The Favourite is full of scenes of surreal dark comedy: moments that are too broad or weird to make sense. Nobles holding a duck race inside the Queen’s court. Sarah getting splattered in the face by blood after Abigail shoots a bird. Harley casually pushes Abigail down a hill after he’s tired of a conversation. Practically every scene of Abigail and Marsham’s “courtship.”
The characters are witty, but there’s actually not a lot of the nasty, verbal sparring of something like The Thick of It, where the humor comes from how cruel clever people in power can be. It’s rarely laugh-out-loud funny, and it’s rarely shocking or vulgar enough to register as so-outrageous-they’re funny. The moments where the sparring escalates to unforgivable behavior don’t have the feel of “oh boy, the game is on now!” but instead are shown almost matter-of-factly, as if there’s a sense of inevitability to them.
It seems like it all shouldn’t work, neither grounded enough to be a straightforward character-based drama, nor quite outrageous enough to be truly daring black comedy. What makes it work is that it doesn’t seem particularly interested in being straightforward or outrageous.
We’re never allowed to forget that our main characters have more going on than is evident on the surface. And it’s not in the sense you’d expect from a story about keeping up appearances in a royal court filled with back-stabbing and jealously; it’s all happening simultaneously.
The Queen genuinely is insecure and impetuous, but she’s not stupid or completely incompetent. She’s aware that she’s being manipulated, and she’s happily using it to her advantage. She keeps constant reminders of the tragedy in her life, visible signifiers of her loneliness. Sarah is shrewd, stubborn, steadfastly convinced she’s always in the right, and brazenly manipulative, but she keeps none of it hidden, because it is genuinely motivated by love: for Anne, for her husband, and for England.
And Abigail is genuinely sincere and initially motivated by kindness, trying to keep her integrity and humanity intact while also desperate to secure a place among the nobles that’ll guarantee she doesn’t have to go back to the horrors of her past. Even while she’s directly monologuing about her true intentions, it’s evident that she’s trying to convince herself of something, not the audience. She’s trying to navigate an environment of uneasy alliances, betrayals, and outright back-stabbing, determined to come out ahead without losing the core of herself in the process.

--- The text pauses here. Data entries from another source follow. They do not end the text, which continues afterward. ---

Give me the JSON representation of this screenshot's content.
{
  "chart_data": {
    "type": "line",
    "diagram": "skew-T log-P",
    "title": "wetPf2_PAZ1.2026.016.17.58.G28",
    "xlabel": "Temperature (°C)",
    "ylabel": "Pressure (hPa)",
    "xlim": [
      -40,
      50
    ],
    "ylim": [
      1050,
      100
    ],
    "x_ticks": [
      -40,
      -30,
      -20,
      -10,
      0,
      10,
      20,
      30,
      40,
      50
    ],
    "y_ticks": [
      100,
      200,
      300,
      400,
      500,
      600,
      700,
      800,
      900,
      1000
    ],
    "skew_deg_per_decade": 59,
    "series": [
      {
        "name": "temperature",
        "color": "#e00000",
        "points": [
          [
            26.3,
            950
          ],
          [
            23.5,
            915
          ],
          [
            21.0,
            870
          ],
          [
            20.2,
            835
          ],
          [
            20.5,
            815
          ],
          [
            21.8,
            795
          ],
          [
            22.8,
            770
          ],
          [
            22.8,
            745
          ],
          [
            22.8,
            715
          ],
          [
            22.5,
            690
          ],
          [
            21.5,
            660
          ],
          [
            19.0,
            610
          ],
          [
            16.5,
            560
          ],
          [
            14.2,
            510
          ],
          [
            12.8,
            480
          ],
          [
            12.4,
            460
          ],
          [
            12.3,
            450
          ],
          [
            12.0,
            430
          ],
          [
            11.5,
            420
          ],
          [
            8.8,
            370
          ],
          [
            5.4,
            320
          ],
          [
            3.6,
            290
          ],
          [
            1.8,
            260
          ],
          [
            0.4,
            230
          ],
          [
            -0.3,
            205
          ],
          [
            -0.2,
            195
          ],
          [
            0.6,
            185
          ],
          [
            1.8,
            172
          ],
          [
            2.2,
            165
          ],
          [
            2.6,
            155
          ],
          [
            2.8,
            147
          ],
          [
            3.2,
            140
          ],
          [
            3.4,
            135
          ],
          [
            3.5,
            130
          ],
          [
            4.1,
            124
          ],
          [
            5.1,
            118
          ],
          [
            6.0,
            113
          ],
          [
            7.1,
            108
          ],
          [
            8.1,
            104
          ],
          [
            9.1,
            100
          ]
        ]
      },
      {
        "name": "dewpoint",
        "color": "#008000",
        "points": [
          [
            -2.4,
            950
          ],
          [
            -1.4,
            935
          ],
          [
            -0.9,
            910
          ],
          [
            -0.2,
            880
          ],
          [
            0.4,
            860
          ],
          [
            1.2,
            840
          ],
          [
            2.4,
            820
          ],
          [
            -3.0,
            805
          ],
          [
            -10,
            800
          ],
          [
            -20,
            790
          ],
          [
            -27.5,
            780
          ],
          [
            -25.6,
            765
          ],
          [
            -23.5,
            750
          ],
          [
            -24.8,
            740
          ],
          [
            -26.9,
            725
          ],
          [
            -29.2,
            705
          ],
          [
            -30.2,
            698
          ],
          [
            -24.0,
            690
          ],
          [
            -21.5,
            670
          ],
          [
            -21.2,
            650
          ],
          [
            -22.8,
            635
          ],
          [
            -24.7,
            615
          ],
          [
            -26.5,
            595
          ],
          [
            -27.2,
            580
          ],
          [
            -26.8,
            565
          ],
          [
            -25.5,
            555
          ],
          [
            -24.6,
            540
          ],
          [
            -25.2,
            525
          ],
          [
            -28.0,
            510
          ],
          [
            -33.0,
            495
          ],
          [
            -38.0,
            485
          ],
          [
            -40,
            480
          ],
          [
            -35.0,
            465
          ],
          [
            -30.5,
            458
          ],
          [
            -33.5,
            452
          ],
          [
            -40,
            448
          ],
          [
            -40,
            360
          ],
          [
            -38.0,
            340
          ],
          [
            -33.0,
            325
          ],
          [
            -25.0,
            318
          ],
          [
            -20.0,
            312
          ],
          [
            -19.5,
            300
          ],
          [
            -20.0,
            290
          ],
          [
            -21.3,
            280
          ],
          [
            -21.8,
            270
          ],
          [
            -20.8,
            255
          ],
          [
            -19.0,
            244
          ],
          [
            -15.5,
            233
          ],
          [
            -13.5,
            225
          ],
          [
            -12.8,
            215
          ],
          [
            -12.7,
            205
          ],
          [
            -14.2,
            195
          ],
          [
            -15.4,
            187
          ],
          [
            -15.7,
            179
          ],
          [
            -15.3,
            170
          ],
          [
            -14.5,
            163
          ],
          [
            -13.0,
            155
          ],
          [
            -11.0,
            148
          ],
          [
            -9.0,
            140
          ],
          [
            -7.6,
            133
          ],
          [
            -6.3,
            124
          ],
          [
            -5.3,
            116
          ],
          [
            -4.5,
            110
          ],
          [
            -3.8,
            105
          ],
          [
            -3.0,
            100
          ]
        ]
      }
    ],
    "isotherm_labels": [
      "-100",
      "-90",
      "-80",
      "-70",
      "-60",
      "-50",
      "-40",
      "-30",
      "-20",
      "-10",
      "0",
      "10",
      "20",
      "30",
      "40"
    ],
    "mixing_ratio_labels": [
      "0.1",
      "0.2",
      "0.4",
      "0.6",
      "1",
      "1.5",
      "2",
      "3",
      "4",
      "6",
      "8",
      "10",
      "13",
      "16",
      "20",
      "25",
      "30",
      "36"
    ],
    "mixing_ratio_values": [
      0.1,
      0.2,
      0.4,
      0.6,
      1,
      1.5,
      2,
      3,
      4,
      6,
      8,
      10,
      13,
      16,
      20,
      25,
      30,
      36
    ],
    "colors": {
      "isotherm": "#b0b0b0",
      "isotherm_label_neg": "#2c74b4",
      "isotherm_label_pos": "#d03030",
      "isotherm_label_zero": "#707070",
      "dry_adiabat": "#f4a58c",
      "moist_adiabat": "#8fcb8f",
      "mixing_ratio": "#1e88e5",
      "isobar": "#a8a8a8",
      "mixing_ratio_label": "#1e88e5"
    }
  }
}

By the end of The Favourite, you can recognize it as a tragedy. Three characters who are all far from blameless, but whose character flaws or mistakes get punished far beyond what feels like poetic justice. And the “art film” flourishes don’t create a distance between you and the characters as you watch the plot play out, but drive home the tragedy of it. The intercuts between Sarah struggling to write a letter and Anne distractedly asking for the mail. The camera lingering on Abigail as she fully realizes the depth of the relationship she helped to destroy. And the final scene, which seems mundane enough to be ambiguous, if not for the expressionless face of a woman who’s been completely drained of joy and life, a woman understanding the purgatory she’s built for herself, and images of rabbits layered on top of each other in cross-dissolve, ending with a sense of tragedy layered on tragedy layered on tragedy.